若者が減り、高齢者が激増していく日本
各国で少子化が深刻化してきた。2020年の合計特殊出生率を確認すると、中国は日本(1.34)と同水準の1.3だ。人口増加が続いている米国も1.64で人口維持し得る水準には程遠い。韓国に至っては0.84と危機的状況である。いずれの国も早晩、日本と同じく激しい人口減少社会を迎えることとなる。
各国でこれから起きることについては、先月上梓した拙著『世界100年カレンダー』(朝日新書)に詳しいのでそちらに譲るが、各国を比べると現状では日本の深刻さが際立つ。少子化だけでなく、高齢化が世界最速で進行しているためだ。
総務省によれば、2021年9月15日現在の日本の高齢化率は29.1%と過去最高を更新した。高齢者数は2040年代初頭に4000万人ほどでピークを迎えるまで増え続ける。すなわち、今後20年の日本は、若者が減る一方で高齢者だけが激増していく極めていびつな社会となる。

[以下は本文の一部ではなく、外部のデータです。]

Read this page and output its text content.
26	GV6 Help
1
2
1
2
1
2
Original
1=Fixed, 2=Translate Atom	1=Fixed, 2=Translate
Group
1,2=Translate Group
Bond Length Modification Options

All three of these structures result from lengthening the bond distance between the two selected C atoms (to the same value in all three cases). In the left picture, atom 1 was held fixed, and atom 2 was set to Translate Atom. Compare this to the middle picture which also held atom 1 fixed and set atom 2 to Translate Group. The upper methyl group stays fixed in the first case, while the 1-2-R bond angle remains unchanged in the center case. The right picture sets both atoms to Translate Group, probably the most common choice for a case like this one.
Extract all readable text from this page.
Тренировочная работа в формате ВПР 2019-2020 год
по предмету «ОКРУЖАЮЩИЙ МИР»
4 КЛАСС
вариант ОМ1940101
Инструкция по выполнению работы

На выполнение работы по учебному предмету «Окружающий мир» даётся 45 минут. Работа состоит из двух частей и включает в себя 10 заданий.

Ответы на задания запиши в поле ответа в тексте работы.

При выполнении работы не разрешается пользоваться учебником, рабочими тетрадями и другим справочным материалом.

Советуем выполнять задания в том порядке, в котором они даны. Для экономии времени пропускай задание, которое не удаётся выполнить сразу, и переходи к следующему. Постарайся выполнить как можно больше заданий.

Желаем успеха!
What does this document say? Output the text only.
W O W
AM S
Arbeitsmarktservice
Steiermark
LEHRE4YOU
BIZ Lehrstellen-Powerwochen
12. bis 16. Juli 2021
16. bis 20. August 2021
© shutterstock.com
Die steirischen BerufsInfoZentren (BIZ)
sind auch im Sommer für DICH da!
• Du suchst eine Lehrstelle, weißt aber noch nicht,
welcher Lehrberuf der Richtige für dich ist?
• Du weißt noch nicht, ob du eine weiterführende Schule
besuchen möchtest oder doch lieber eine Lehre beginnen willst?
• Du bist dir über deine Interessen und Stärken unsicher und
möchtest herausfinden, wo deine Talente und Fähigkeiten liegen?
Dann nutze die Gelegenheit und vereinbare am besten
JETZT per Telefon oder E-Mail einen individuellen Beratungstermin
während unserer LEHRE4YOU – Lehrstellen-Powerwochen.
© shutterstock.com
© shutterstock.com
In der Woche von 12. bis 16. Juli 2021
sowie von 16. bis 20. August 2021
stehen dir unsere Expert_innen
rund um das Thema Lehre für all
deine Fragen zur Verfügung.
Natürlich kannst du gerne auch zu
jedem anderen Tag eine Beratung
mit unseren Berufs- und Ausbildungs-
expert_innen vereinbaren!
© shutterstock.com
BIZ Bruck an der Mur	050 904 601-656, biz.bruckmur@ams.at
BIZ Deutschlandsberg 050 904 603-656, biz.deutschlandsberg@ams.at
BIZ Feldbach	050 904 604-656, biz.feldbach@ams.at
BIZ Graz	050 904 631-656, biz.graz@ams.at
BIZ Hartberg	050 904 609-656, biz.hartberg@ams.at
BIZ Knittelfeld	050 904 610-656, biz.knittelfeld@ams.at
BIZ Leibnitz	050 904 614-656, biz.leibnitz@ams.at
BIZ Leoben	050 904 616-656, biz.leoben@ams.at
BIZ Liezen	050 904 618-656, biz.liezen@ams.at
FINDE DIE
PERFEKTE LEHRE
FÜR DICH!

悪いことに、コロナ禍によって出生数の減少スピードが速まりつつある。各国の感染状況に差があるため訪日外国人の回復も当面見込めない。こうした厳しい条件下で、旺盛な消費者でもある勤労世代(20~64歳)は2020年現在の約6900万人から2040年には5500万人程度にまで減ると予測されている。コロナ禍の影響が長引けば、2041年以降の予想はさらに悪い方向へと書き換えられることだろう。
「こども庁」を作るのが遅すぎる
そうでなくとも、2043年以降になると高齢者までもが減り始める。この頃になると、日本の総人口は急降下するように減っていく。これが日本を待ち受ける「未来の年表」のリアルだ。
政府はいまさら「こども庁」を新設しようとしている。それ自体を否定するつもりはないが、タイミングが遅すぎる。日本の置かれた状況は、子育て支援策の充実だけではなく、出生数の減少が止められない事態を念頭に置いた政策も考えなければならない。
直近の課題を挙げるならば、国内マーケットの縮小と人手不足は延々と続くこととなる。このうち人手不足は、デジタル化の推進によってある程度まではやわらげられるだろう。だが、機械は消費者になり得ないのでマーケットの縮小のほうは避けられない。それは内需に頼ってきた多くの日本企業にとって死活問題となる。よほど収益構造を変えない限り、多くの企業がマーケットからの退場を余儀なくされるだろう。